Amy - Nov 17, 2009 3:08:26 pm PST #19893 of 30001
Because books.

If you're anything like me, that's a zit calling ahead and making a reservation.


Tom Scola - Nov 17, 2009 3:15:35 pm PST #19894 of 30001
Remember that the frontier of the Rebellion is everywhere. And even the smallest act of insurrection pushes our lines forward.

Sorry to sound like a smug New Yorker, but y'all wish you had a bar this hip in your city.


msbelle - Nov 17, 2009 3:15:39 pm PST #19895 of 30001
I remember the crazy days. 500 posts an hour. Nubmer! Natgbsb

yeah, I am pretty sure it is a zit, but yooowza really painful. I fear it may be inside my nose. PUSHING 40 HERE body, give it a rest.


sarameg - Nov 17, 2009 3:19:16 pm PST #19896 of 30001

Oh, god, I flash back to some of the public bathrooms we used in Morocco--most of the public toilets were china holes in the ground,

Bhutanese public toilets were like that, when they weren't just a board with a hole cut in it. Luckily, I can hold it until I absolutely can't (long winding road up to a dzong, and I was sitting over the rear axle and OH MY GOD THE PAIN) and at that point, I'd have peed in the most disgusting open air toilet with the entire country watching. At least there were walls...

I completely avoided public baths in Nepal.

The hole-in-concrete toilets at the Zambian school were pretty gawdawful after a night of bonfires and drinking.

OH! And the restrooms at the Doha airport freaked me out. On the surface, a lot like any major international airport-generic. Could've been anywhere. But. Toilets themselves were western, but every one had a sprayer on a hose next to it and the floors were the most gawdawful sloppy mess, I just tried not to think about it. The attendants have floor squeegies.

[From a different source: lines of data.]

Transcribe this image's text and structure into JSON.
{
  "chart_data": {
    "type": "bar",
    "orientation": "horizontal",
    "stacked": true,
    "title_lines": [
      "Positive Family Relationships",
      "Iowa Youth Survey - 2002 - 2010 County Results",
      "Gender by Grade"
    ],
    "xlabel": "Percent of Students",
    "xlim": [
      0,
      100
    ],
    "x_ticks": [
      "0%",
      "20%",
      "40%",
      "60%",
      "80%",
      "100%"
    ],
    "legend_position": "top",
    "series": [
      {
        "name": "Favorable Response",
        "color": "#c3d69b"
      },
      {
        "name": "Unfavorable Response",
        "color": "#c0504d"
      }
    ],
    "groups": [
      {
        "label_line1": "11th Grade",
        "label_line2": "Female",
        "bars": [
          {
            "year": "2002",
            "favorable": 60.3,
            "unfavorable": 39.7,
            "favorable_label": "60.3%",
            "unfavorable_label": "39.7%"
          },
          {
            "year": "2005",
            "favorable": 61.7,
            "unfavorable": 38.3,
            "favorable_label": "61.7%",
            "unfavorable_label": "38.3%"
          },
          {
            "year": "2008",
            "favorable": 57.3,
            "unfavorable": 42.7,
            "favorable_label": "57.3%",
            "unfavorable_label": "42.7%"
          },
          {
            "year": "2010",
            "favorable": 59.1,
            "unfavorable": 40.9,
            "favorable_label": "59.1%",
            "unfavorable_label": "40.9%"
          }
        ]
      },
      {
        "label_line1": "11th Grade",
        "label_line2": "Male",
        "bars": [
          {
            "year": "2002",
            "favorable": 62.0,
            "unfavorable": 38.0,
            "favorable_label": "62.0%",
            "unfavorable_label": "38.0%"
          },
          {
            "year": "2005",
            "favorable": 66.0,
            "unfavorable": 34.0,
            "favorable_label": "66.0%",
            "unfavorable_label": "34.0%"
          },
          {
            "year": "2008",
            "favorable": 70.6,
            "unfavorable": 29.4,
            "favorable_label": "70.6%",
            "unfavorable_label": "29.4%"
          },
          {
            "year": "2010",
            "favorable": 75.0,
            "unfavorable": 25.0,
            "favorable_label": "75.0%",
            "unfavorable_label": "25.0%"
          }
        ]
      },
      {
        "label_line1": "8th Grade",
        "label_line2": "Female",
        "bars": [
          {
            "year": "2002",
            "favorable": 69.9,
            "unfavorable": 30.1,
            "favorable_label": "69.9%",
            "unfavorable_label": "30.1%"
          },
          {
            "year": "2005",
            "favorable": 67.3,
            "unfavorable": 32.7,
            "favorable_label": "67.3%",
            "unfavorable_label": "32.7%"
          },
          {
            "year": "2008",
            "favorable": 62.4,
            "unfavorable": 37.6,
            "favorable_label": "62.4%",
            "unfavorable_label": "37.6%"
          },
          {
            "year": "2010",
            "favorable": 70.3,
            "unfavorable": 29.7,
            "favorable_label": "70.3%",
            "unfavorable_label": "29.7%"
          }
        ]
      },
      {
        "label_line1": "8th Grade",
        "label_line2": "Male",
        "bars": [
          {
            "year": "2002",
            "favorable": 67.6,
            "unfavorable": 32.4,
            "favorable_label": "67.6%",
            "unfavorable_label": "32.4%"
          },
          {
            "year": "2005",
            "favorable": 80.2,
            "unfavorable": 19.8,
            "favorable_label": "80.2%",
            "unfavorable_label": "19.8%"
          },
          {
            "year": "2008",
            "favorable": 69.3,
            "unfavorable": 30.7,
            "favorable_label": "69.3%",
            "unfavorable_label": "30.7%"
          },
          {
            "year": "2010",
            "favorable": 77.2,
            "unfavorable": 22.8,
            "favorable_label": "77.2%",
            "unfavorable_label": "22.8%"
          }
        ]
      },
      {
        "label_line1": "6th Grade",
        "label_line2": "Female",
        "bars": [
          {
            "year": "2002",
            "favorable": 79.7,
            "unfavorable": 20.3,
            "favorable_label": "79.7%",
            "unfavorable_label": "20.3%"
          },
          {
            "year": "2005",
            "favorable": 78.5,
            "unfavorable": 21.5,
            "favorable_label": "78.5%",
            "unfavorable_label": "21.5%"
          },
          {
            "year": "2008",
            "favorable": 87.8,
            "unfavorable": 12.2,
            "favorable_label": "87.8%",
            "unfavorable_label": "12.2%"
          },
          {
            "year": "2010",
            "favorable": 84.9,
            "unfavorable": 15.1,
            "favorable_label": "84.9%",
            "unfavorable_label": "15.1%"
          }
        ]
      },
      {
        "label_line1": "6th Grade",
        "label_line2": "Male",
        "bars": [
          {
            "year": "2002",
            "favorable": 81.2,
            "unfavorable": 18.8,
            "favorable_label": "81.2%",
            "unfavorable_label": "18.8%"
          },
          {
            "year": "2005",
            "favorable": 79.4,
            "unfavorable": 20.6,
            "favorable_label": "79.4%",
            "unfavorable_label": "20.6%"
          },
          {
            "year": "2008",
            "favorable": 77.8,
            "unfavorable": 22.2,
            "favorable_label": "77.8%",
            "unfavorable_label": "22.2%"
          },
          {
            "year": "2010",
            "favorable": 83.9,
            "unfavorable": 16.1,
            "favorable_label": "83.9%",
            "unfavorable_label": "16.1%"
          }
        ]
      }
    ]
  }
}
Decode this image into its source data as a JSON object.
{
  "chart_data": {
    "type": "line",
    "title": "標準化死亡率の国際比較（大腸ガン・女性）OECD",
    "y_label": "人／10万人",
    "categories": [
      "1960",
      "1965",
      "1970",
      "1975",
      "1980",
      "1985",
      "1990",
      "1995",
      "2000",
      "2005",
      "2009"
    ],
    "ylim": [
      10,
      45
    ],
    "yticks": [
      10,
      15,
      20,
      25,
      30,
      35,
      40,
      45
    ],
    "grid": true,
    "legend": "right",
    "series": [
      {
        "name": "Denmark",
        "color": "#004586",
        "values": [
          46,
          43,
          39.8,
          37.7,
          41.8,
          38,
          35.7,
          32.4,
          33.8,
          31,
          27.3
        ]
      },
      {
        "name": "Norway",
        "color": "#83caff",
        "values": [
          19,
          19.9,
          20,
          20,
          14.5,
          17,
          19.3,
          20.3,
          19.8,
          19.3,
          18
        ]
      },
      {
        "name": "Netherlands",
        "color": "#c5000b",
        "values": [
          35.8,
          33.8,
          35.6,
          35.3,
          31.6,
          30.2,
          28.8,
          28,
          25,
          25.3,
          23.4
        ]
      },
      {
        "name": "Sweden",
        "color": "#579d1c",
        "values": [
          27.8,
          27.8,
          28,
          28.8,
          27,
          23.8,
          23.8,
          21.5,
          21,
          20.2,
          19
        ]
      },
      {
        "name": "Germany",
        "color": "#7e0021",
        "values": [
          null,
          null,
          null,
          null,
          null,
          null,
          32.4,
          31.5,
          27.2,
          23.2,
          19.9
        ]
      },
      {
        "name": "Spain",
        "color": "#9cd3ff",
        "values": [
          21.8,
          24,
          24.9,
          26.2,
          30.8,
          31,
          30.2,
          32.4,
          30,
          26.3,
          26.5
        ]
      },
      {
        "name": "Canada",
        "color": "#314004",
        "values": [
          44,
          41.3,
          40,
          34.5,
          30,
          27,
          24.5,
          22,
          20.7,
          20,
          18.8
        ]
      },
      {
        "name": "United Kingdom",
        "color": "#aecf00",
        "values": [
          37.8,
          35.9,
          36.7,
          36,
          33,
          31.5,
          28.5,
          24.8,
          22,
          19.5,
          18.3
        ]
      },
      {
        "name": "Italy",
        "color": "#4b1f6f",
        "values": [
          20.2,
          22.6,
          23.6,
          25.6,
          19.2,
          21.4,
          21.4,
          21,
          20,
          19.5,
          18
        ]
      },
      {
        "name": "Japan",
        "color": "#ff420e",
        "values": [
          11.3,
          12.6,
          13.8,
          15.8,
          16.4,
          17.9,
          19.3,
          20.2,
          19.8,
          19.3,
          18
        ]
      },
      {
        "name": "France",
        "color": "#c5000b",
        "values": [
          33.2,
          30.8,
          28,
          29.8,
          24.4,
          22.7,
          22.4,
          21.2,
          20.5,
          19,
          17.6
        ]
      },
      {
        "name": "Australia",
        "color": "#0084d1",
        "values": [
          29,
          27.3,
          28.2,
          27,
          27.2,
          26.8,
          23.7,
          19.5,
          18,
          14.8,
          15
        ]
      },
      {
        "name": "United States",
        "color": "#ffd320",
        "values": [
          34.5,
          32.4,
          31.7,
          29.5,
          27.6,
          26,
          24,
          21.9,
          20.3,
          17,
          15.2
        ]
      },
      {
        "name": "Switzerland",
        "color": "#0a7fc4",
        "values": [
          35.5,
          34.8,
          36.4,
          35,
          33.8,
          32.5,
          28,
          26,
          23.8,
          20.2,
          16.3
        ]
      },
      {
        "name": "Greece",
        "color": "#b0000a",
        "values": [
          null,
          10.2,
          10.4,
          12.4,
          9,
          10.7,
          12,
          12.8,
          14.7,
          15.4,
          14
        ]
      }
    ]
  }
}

Lee - Nov 17, 2009 3:23:35 pm PST #19897 of 30001
The feeling you get when your brain finally lets your heart get in its pants.

PIE!!!


Jesse - Nov 17, 2009 3:23:40 pm PST #19898 of 30001
Sometimes I trip on how happy we could be.

Sorry to sound like a smug New Yorker, but y'all wish you had a bar this hip in your city.

I don't understand why they don't have the fashion ones!


§ ita § - Nov 17, 2009 3:34:19 pm PST #19899 of 30001
Well not canonically, no, but this is transformative fiction.

THOSE ARE NOT SNUGGIE-ESQUE ROBES. Slankets open in the back. Those are just robes.

Aren't you sad you left, Jesse?


Jesse - Nov 17, 2009 3:36:02 pm PST #19900 of 30001
Sometimes I trip on how happy we could be.

More than ever!

There was, in fact, a reason I never went to that place anyway.


NoiseDesign - Nov 17, 2009 3:37:57 pm PST #19901 of 30001
Our wings are not tired

just caught up in here and am now listening to the Symphonic Les Mis.